きみ、かぐや姫かい―ーあの人が言った言葉がさらさらと秋の風がふくように耳元によみがえる。
実際のわたしは平凡で、頑なで、お姫様とはほど遠い存在で、それで満足していた一生だった。
でももし月に住む姫がいるならば、月に住む王子もいていいだろう。
彼は、わたしにとって輝かしい月の王子様だった。

窓辺の白いレースのカーテンが風にゆられふわりとゆれる。
両手でそっとカーテンを広げ空を見上げると満月がまぶしいばかりに真っ白に光っていた。
ふと物語のかぐや姫は地上に残ることを選べなかったのかしら、と考える。
選択肢はできるだけ多い方がいい――あなたの口癖だったわね。
わたしはあなたとの選択肢を断ち切ってしまったけれど、あなたは優しく許してくれて、わたしのことを忘れていない証に手紙までくれた。

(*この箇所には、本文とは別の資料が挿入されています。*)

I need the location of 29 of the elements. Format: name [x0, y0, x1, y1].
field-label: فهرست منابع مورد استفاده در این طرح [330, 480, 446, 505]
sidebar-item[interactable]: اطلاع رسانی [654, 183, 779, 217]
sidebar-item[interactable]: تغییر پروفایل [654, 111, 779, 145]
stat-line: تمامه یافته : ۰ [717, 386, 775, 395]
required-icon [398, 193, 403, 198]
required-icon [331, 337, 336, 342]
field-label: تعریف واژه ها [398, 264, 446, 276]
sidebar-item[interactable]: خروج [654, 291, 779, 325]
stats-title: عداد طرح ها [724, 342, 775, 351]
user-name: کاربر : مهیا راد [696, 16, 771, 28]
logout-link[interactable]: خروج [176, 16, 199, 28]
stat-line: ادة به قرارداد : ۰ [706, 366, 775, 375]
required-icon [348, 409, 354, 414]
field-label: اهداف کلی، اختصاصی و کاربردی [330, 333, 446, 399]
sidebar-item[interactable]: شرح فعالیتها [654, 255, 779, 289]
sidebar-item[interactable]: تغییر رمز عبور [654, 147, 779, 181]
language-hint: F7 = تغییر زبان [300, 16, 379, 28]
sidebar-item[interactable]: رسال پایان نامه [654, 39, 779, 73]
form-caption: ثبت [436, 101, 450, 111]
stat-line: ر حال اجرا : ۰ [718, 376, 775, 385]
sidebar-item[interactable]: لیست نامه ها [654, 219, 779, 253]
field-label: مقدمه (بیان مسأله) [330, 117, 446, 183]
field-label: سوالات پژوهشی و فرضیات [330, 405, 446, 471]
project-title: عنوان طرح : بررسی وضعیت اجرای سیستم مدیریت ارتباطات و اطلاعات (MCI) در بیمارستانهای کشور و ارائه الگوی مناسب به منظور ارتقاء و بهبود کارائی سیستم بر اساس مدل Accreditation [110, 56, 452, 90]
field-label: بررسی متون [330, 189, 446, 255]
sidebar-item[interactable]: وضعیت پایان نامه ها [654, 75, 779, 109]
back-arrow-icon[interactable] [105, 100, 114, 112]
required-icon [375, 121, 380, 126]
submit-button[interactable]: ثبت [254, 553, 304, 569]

かぐや姫も地上に残っていたら、翁に媼、5人の求婚者、帝、都の大勢の人々たち、たくさんの人に愛されたのだから、幸せになれる道もいくつもあったでしょうに。
そうすればかぐや姫の物語はずっと続いていた、誰も嘆かない結末があったかもしれない。
ねえそうでしょう、晶さん。
あなたは森羅万象のことを何でも知っていた。
でもひとつだけ知らないことがあったのよ。
愛する人が天に昇り永遠にいなくなったとき、この世にとり残された者の深い悲しみをあなたは知らない。
わたし、あなたの死を知ったとき、大きな川ができるほどたくさんたくさん泣いたのよーーー。

満月を眺めながら先に遠い星の世界へ旅立った懐かしい友人に語りかけていると、あたたかい色の光が肩にきらきらと降り注いできた。